Another common concern employers have with regard to flexible working is that contact with their teams will be more difficult and less frequent while they are working away from the office. Without face-to-face contact, they fear work productivity will suffer and meetings might be delayed. However, technology is being rolled out across a variety of sectors to aid employees in balancing work-life commitments and facilitate flexible working. With secure messaging apps like Slack or WhatsApp, for example, communication can easily be maintained at all times.


As well as these platforms, video conferencing tools can maintain accessibility with clients as well as colleagues, while web-based file sharing solutions like Google Drive and Box mean they can access and share key documents despite being away from the office.


Offering flexible working is also a key way in which an organisation can build a more diverse workforce.
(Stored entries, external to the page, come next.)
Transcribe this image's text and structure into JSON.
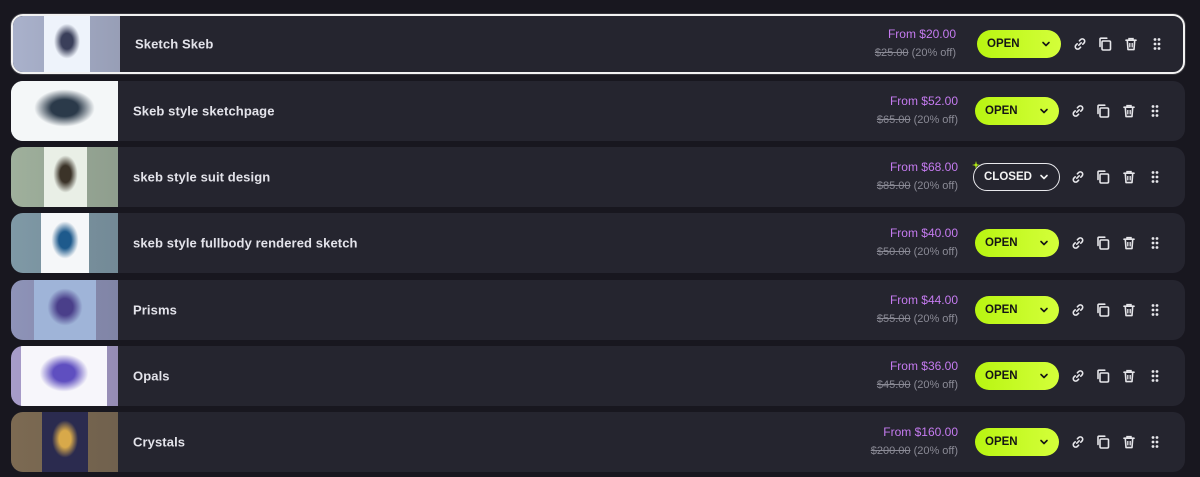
{
  "rows": [
    {
      "title": "Sketch Skeb",
      "price": "From $20.00",
      "original": "$25.00",
      "discount": "(20% off)",
      "status": "OPEN",
      "thumb_bg": "#a9b1cb",
      "art_bg": "#eef3fb",
      "art_accent": "#3a3f5a"
    },
    {
      "title": "Skeb style sketchpage",
      "price": "From $52.00",
      "original": "$65.00",
      "discount": "(20% off)",
      "status": "OPEN",
      "thumb_bg": "#dfe6ea",
      "art_bg": "#f4f7f8",
      "art_accent": "#2b3a4a"
    },
    {
      "title": "skeb style suit design",
      "price": "From $68.00",
      "original": "$85.00",
      "discount": "(20% off)",
      "status": "CLOSED",
      "thumb_bg": "#9fb09c",
      "art_bg": "#e9efe6",
      "art_accent": "#3b3328"
    },
    {
      "title": "skeb style fullbody rendered sketch",
      "price": "From $40.00",
      "original": "$50.00",
      "discount": "(20% off)",
      "status": "OPEN",
      "thumb_bg": "#7f99a6",
      "art_bg": "#f5f7f9",
      "art_accent": "#1e5a8c"
    },
    {
      "title": "Prisms",
      "price": "From $44.00",
      "original": "$55.00",
      "discount": "(20% off)",
      "status": "OPEN",
      "thumb_bg": "#8e93b8",
      "art_bg": "#9fb4d8",
      "art_accent": "#4a3f8a"
    },
    {
      "title": "Opals",
      "price": "From $36.00",
      "original": "$45.00",
      "discount": "(20% off)",
      "status": "OPEN",
      "thumb_bg": "#a79cc9",
      "art_bg": "#f7f6fb",
      "art_accent": "#5f4fc0"
    },
    {
      "title": "Crystals",
      "price": "From $160.00",
      "original": "$200.00",
      "discount": "(20% off)",
      "status": "OPEN",
      "thumb_bg": "#7c6a52",
      "art_bg": "#2b2b4f",
      "art_accent": "#d8a94a"
    }
  ],
  "colors": {
    "open_bg": "#c4fb24",
    "price": "#c57bf0",
    "row_bg": "#25252f",
    "page_bg": "#18171f"
  },
  "icons": [
    "link-icon",
    "copy-icon",
    "trash-icon",
    "drag-handle-icon",
    "chevron-down-icon"
  ]
}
Employees with different lifestyles, parental responsibilities or long-term health conditions may struggle to work a traditional office-based job, so flexible working might suit them better. Diverse workforces have a broader range of skills, knowledge and experience, meaning that employers benefit from increased flexibility and creativity in overcoming challenges. A diverse workforce has also been proven to improve staff retention.


Flexible working allows the recruitment sector to change its working cultures for the better and to bring positive change to the workplace in terms of inclusivity, motivation and work-life balance, for all employees.